The Shanghai Composite index rocketed by 7.6% on Wednesday, on speculation that the Chinese government would introduce measures to protect the country's economic growth, as the global economy continues to cool. Amid the speculation, investment bankers JP Morgan crystallized the idea that the Chinese government was considering stimulus spending of as much as CNY 400bn (about USD 58bn), and may also ease monetary policy this year.

Resources stocks reacted positively; Shenhua, the gigantic Chinese coal miner, recorded a one-day gain of nearly 9% in its stock price. Gold miner Zijin jumped by 10%. The positive sentiment spread to other markets, with emphasis on value seeking after the huge sell off of resources stocks starting in mid-May, and accelerating especially hard from mid-July as the euro's value hit a blow off against the dollar.
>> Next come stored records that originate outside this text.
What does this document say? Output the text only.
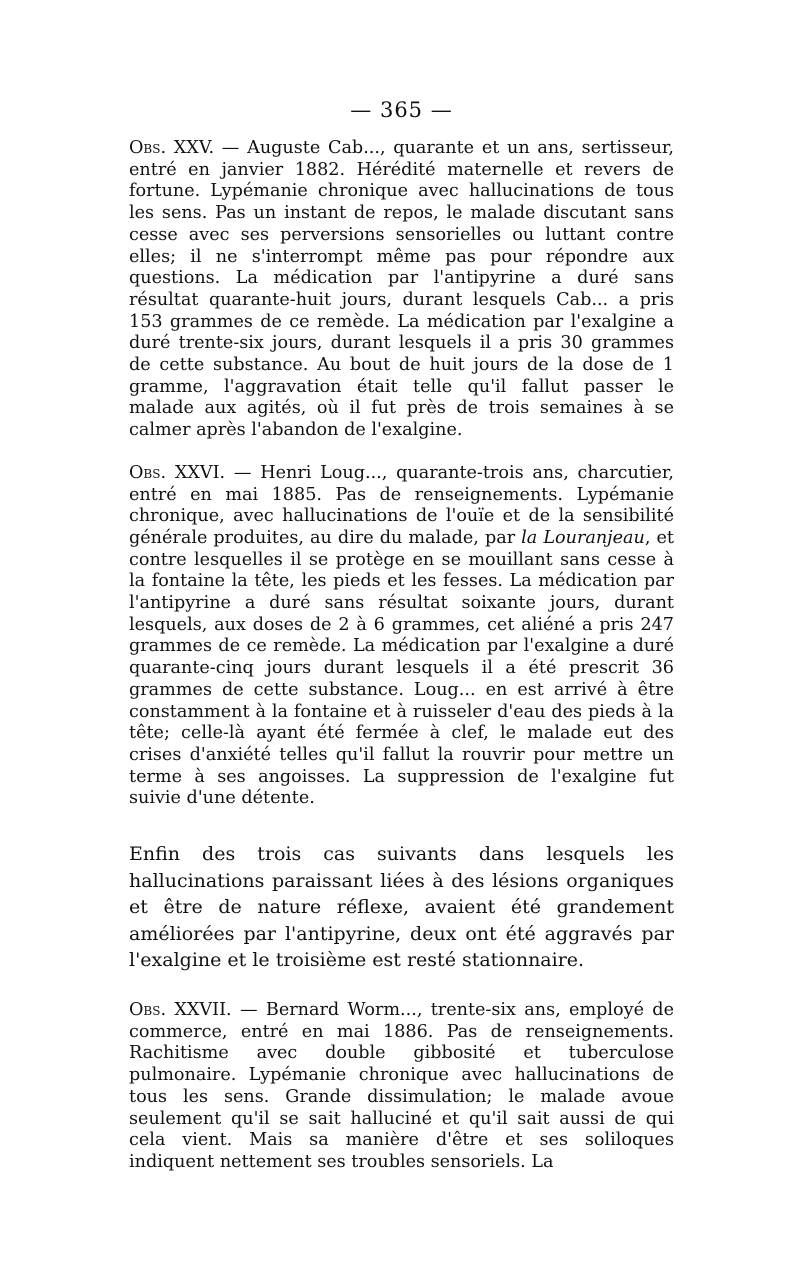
— 365 —

Obs. XXV. — Auguste Cab..., quarante et un ans, sertisseur, entré en janvier 1882. Hérédité maternelle et revers de fortune. Lypémanie chronique avec hallucinations de tous les sens. Pas un instant de repos, le malade discutant sans cesse avec ses perversions sensorielles ou luttant contre elles; il ne s'interrompt même pas pour répondre aux questions. La médication par l'antipyrine a duré sans résultat quarante-huit jours, durant lesquels Cab... a pris 153 grammes de ce remède. La médication par l'exalgine a duré trente-six jours, durant lesquels il a pris 30 grammes de cette substance. Au bout de huit jours de la dose de 1 gramme, l'aggravation était telle qu'il fallut passer le malade aux agités, où il fut près de trois semaines à se calmer après l'abandon de l'exalgine.

Obs. XXVI. — Henri Loug..., quarante-trois ans, charcutier, entré en mai 1885. Pas de renseignements. Lypémanie chronique, avec hallucinations de l'ouïe et de la sensibilité générale produites, au dire du malade, par la Louranjeau, et contre lesquelles il se protège en se mouillant sans cesse à la fontaine la tête, les pieds et les fesses. La médication par l'antipyrine a duré sans résultat soixante jours, durant lesquels, aux doses de 2 à 6 grammes, cet aliéné a pris 247 grammes de ce remède. La médication par l'exalgine a duré quarante-cinq jours durant lesquels il a été prescrit 36 grammes de cette substance. Loug... en est arrivé à être constamment à la fontaine et à ruisseler d'eau des pieds à la tête; celle-là ayant été fermée à clef, le malade eut des crises d'anxiété telles qu'il fallut la rouvrir pour mettre un terme à ses angoisses. La suppression de l'exalgine fut suivie d'une détente.

Enfin des trois cas suivants dans lesquels les hallucinations paraissant liées à des lésions organiques et être de nature réflexe, avaient été grandement améliorées par l'antipyrine, deux ont été aggravés par l'exalgine et le troisième est resté stationnaire.

Obs. XXVII. — Bernard Worm..., trente-six ans, employé de commerce, entré en mai 1886. Pas de renseignements. Rachitisme avec double gibbosité et tuberculose pulmonaire. Lypémanie chronique avec hallucinations de tous les sens. Grande dissimulation; le malade avoue seulement qu'il se sait halluciné et qu'il sait aussi de qui cela vient. Mais sa manière d'être et ses soliloques indiquent nettement ses troubles sensoriels. La
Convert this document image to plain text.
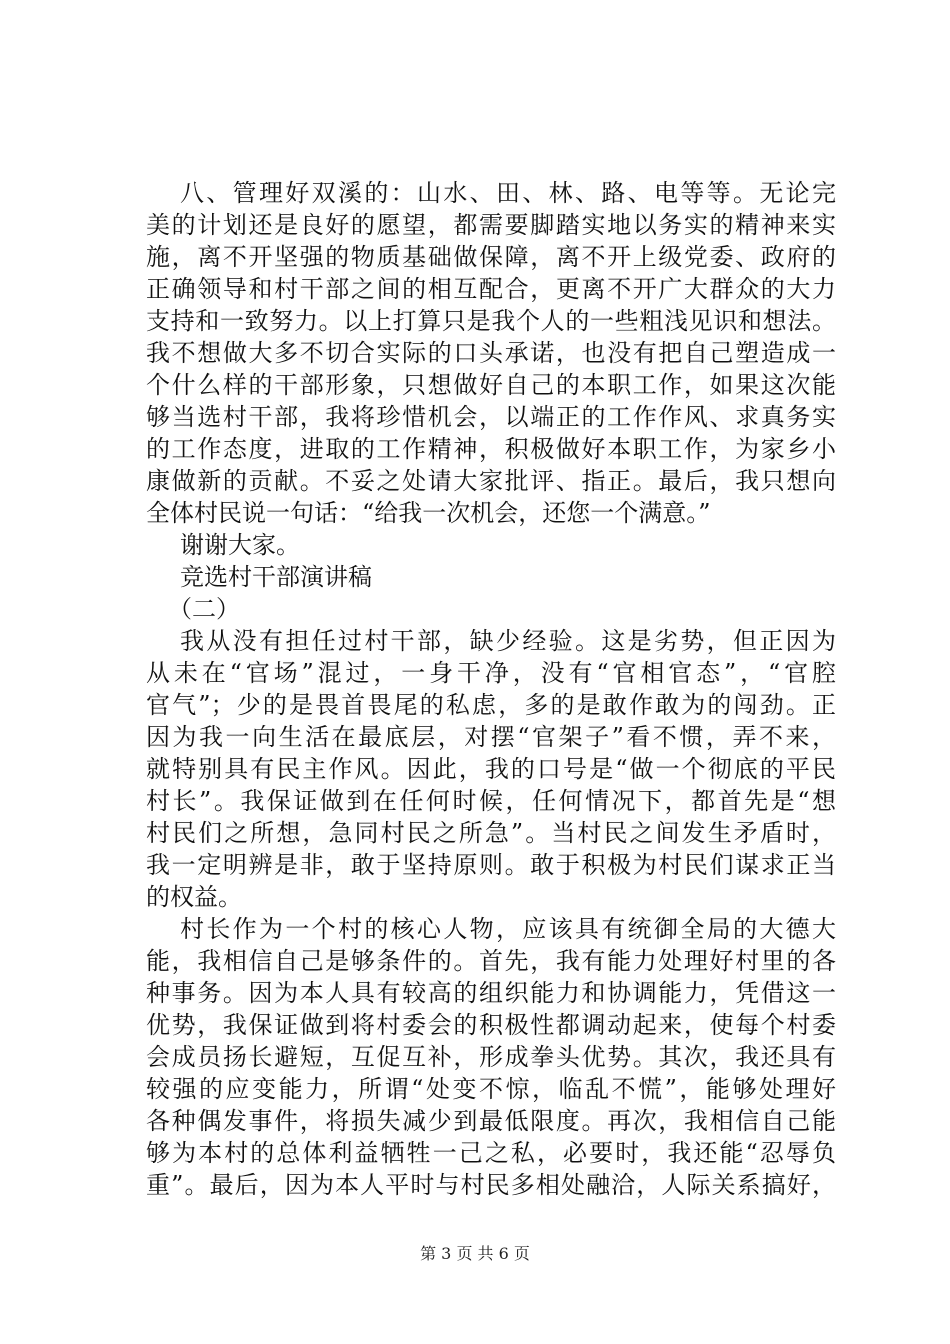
八、管理好双溪的：山水、田、林、路、电等等。无论完
美的计划还是良好的愿望，都需要脚踏实地以务实的精神来实
施，离不开坚强的物质基础做保障，离不开上级党委、政府的
正确领导和村干部之间的相互配合，更离不开广大群众的大力
支持和一致努力。以上打算只是我个人的一些粗浅见识和想法。
我不想做大多不切合实际的口头承诺，也没有把自己塑造成一
个什么样的干部形象，只想做好自己的本职工作，如果这次能
够当选村干部，我将珍惜机会，以端正的工作作风、求真务实
的工作态度，进取的工作精神，积极做好本职工作，为家乡小
康做新的贡献。不妥之处请大家批评、指正。最后，我只想向
全体村民说一句话：“给我一次机会，还您一个满意。”
谢谢大家。
竞选村干部演讲稿
（二）
我从没有担任过村干部，缺少经验。这是劣势，但正因为
从未在“官场”混过，一身干净，没有“官相官态”，“官腔
官气”；少的是畏首畏尾的私虑，多的是敢作敢为的闯劲。正
因为我一向生活在最底层，对摆“官架子”看不惯，弄不来，
就特别具有民主作风。因此，我的口号是“做一个彻底的平民
村长”。我保证做到在任何时候，任何情况下，都首先是“想
村民们之所想，急同村民之所急”。当村民之间发生矛盾时，
我一定明辨是非，敢于坚持原则。敢于积极为村民们谋求正当
的权益。
村长作为一个村的核心人物，应该具有统御全局的大德大
能，我相信自己是够条件的。首先，我有能力处理好村里的各
种事务。因为本人具有较高的组织能力和协调能力，凭借这一
优势，我保证做到将村委会的积极性都调动起来，使每个村委
会成员扬长避短，互促互补，形成拳头优势。其次，我还具有
较强的应变能力，所谓“处变不惊，临乱不慌”，能够处理好
各种偶发事件，将损失减少到最低限度。再次，我相信自己能
够为本村的总体利益牺牲一己之私，必要时，我还能“忍辱负
重”。最后，因为本人平时与村民多相处融洽，人际关系搞好，
第 3 页 共 6 页
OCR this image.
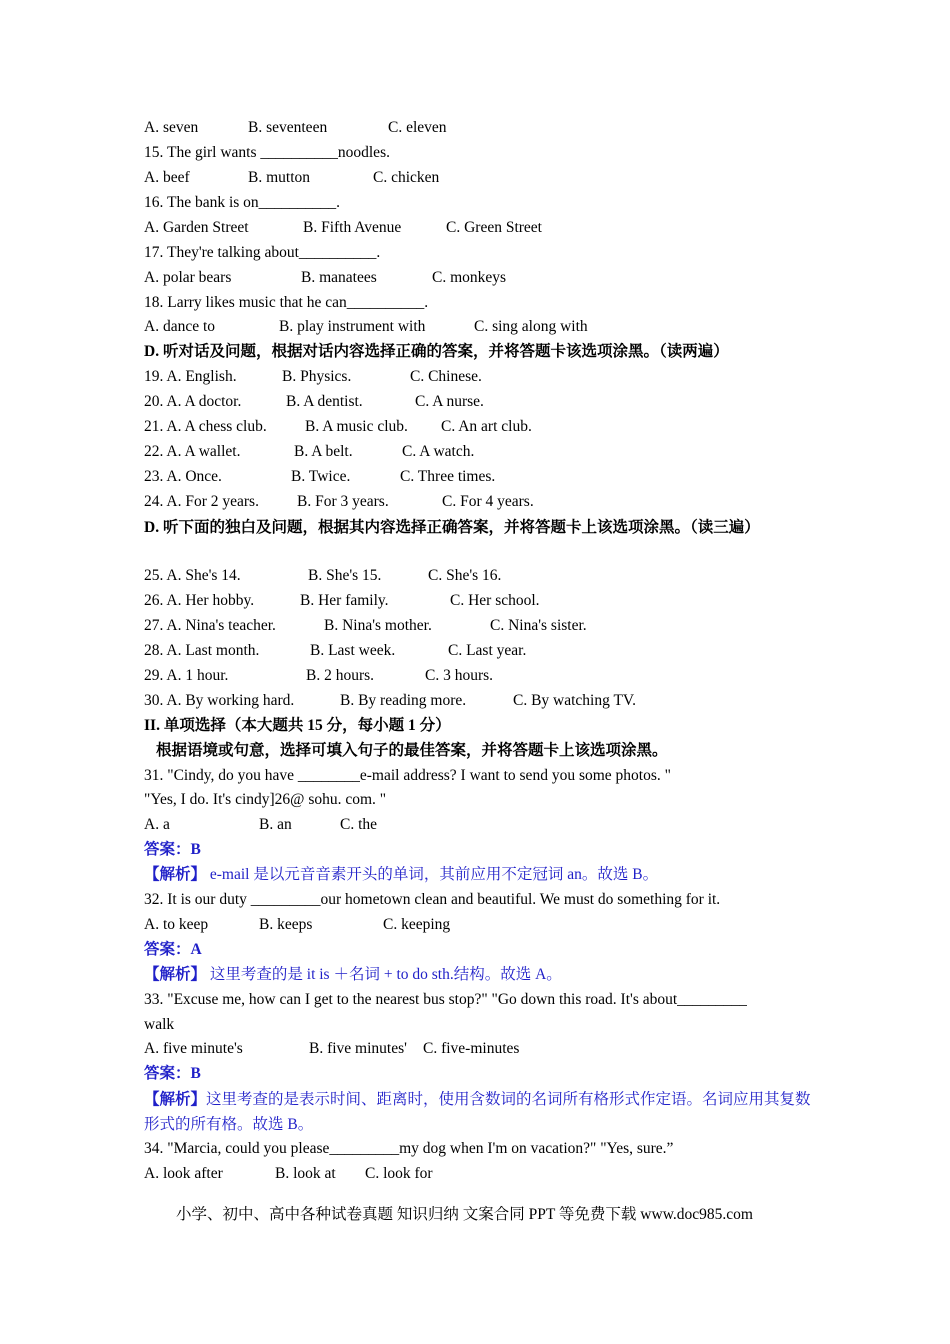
A. seven	B. seventeen	C. eleven
15. The girl wants __________noodles.
A. beef	B. mutton	C. chicken
16. The bank is on__________.
A. Garden Street	B. Fifth Avenue	C. Green Street
17. They're talking about__________.
A. polar bears	B. manatees	C. monkeys
18. Larry likes music that he can__________.
A. dance to	B. play instrument with	C. sing along with
D. 听对话及问题，根据对话内容选择正确的答案，并将答题卡该选项涂黑。（读两遍）
19. A. English.	B. Physics.	C. Chinese.
20. A. A doctor.	B. A dentist.	C. A nurse.
21. A. A chess club. B. A music club. C. An art club.
22. A. A wallet.	B. A belt.	C. A watch.
23. A. Once.	B. Twice.	C. Three times.
24. A. For 2 years. B. For 3 years.	C. For 4 years.
D. 听下面的独白及问题，根据其内容选择正确答案，并将答题卡上该选项涂黑。（读三遍）
25. A. She's 14.	B. She's 15.	C. She's 16.
26. A. Her hobby.	B. Her family.	C. Her school.
27. A. Nina's teacher.	B. Nina's mother.	C. Nina's sister.
28. A. Last month.	B. Last week.	C. Last year.
29. A. 1 hour.	B. 2 hours.	C. 3 hours.
30. A. By working hard.	B. By reading more.	C. By watching TV.
II. 单项选择（本大题共 15 分，每小题 1 分）
根据语境或句意，选择可填入句子的最佳答案，并将答题卡上该选项涂黑。
31. "Cindy, do you have ________e-mail address? I want to send you some photos. "
"Yes, I do. It's cindy]26@ sohu. com. "
A. a	B. an	C. the
答案：B
【解析】 e-mail 是以元音音素开头的单词，其前应用不定冠词 an。故选 B。
32. It is our duty _________our hometown clean and beautiful. We must do something for it.
A. to keep	B. keeps	C. keeping
答案：A
【解析】 这里考查的是 it is ＋名词 + to do sth.结构。故选 A。
33. "Excuse me, how can I get to the nearest bus stop?" "Go down this road. It's about_________
walk
A. five minute's	B. five minutes' C. five-minutes
答案：B
【解析】这里考查的是表示时间、距离时，使用含数词的名词所有格形式作定语。名词应用其复数形式的所有格。故选 B。
34. "Marcia, could you please_________my dog when I'm on vacation?" "Yes, sure.”
A. look after	B. look at C. look for
小学、初中、高中各种试卷真题 知识归纳 文案合同 PPT 等免费下载 www.doc985.com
Since then, crude oil prices have tumbled by 20% and more, dragging practically all other commodities down as well.

Over the past while, the world's top 40 mining and oil stocks have lost a combined USD 1.7 trillion in value, but clawed back just over USD 100bn of that during trade on Wednesday. In Australia, BHP Billiton, the world's biggest diversified resources stock, rose nearly 5% on the day, as did its intended takeover target, Rio Tinto. The two stocks were later to gain up to 7% and more in London trading. The gains held even after the dollar turned stronger in afternoon New York trade, forcing down crude oil prices by USD 4 a barrel, and triggering sharp reversals in most other traded commodity prices.